Atletas "jornalistas", uma fraude
Luiz Carlos Ramos
(Publicado originalmente no Unidade nº 300 (setembro/2007), do Sindicato dos Jornalistas de São Paulo)
Oscar, Hortência, Geovani, Virna, Gustavo Borges, Aurélio Miguel e Robson Caetano. Eles merecem entrar em qualquer lista dos melhores atletas brasileiros dos últimos 20 anos: conquistaram títulos e medalhas de basquete, vôlei, natação, judô e atletismo. Foram competentes nas quadras, pistas, tatamis e piscinas. As pessoas certas, nos lugares certos, nas épocas certas. Com eles e com mais um punhado de grandes atletas do passado e do presente, o Brasil tem provado que já não é apenas o "País do Futebol", apesar de ser ridícula e irresponsável a campanha de dirigentes, de uma parte da mídia e do presidente da República para tentar nos convencer de que somos potência esportiva, em condições de até promover a Olimpíada de 2016.

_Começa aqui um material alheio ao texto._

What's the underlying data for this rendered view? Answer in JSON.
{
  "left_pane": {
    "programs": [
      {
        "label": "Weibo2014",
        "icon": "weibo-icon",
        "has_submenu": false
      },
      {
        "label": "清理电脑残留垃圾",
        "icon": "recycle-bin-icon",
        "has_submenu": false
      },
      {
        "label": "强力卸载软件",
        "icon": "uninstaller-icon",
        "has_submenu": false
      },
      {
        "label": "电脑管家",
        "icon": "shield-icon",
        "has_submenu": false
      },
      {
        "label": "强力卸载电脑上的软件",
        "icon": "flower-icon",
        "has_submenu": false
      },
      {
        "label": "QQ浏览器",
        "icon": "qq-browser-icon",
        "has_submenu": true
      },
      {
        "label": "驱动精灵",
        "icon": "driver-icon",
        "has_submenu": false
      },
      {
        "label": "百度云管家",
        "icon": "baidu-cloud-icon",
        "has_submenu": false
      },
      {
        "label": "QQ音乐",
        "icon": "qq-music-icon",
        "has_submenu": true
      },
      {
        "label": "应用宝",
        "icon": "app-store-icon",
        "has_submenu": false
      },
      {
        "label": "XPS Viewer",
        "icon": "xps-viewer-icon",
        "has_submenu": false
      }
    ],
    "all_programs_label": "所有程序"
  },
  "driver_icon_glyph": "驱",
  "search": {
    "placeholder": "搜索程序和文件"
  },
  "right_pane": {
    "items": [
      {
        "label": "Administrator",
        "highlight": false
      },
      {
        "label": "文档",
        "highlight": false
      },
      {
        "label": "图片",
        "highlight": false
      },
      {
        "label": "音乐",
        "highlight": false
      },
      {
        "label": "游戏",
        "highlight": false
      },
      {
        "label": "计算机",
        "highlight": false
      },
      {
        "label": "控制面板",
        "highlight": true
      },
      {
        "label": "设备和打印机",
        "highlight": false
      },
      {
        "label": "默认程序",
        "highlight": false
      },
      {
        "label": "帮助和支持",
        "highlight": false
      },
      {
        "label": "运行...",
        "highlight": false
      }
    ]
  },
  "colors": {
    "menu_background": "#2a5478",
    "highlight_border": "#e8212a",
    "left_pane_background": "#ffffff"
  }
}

Tudo bem. Como atletas, eles foram excelentes. Mas como se portam na tarefa de comentar competições para emissoras de TV e rádio, para jornais e para sites de internet, como aconteceu no Pan do Rio, em julho? Eles são péssimos, com raras exceções. Podem ter conhecimento sobre a modalidade esportiva em que se consagraram, mas, geralmente, não têm domínio da palavra e acabam ficando "em cima do muro" ou fazendo política para beneficiar esta ou aquela ala de dirigentes, técnicos e atletas. O resultado é negativo. Culpa deles? Não. Culpa de quem os contrata. No caso, a culpa é das empresas e dos jornalistas chefes de equipes que resolvem superpovoar seus quadros de cobertura dos Jogos Pan-Americanos e de Olimpíadas com um número exagerado de ex-atletas, pessoas conhecidas do grande público, mas ignorantes em termos de comunicação.
O "esporte-base"
É claro que poderia ser lembrado o fato de esse tipo de "reforço" às coberturas esportivas também contribuir para burlar a já tão maltratada lei que regulamenta a profissão de jornalista. Mas fiquemos apenas com o lado técnico. O pior é que alguns desses ex-atletas não se limitam a tentar ser comentaristas: também se aventuram na missão de fazer reportagens e entrevistas. Uma loucura!
E mais: essa situação não se resume ao Pan. No dia-a-dia, temos uma infinidade de ex-jogadores de futebol que mantêm colunas em jornais e espaço em rádio, TV e internet. Na maioria dos casos da mídia impressa e da internet, nem são eles que escrevem: os tais famosos recorrem à cumplicidade de alguém alfabetizado, um jornalista, que funciona como ghost writer.
No entanto, grande parte da responsabilidade por essa situação não é só de empresas e de ex-atletas: é de uma parcela de jornalistas esportivos que, ao longo de suas carreiras, nunca tentaram ir além da condição de "boleiros", já que fazem do futebol o restrito campo de sua atividade monotemática. A cada Pan e a cada Olimpíada, percebe-se o despreparo de inúmeros profissionais para reportar e comentar modalidades esportivas como atletismo, natação e judô, por exemplo. O atletismo é o "esporte-base", mas são poucos os repórteres em condições de mostrá-lo em detalhes, em profundidade.
Poupar o telespectador
O último dia da Olimpíada de Atenas, em 2004, teve um dos fatos mais inusitados de todos os tempos: um atleta sendo agarrado por um maluco quando liderava a maratona. E esse atleta era brasileiro! O herói Vanderlei Cordeiro de Lima. Naquele dia, foi péssima a cobertura dada pela mídia do Brasil ao ocorrido. Nossa mídia acordou só no dia seguinte, quando a chama olímpica já havia sido apagada do estádio.
Uma vez que teremos nova Olimpíada em agosto de 2008, em Pequim, é de se esperar que os futuros enviados especiais comecem a ter algo além de lições de chinês. Que tal saber a diferença entre salto em altura e salto em extensão ou conhecer a verdadeira posição do Brasil entre os países da melhor natação do mundo? Assim, talvez consigamos convencer o cestinha Oscar e seus "colegas" de trabalho no Pan a ficar em casa, junto às suas galerias de troféus, assistindo à Olimpíada pela TV. Apenas assistindo. E poupando os telespectadores.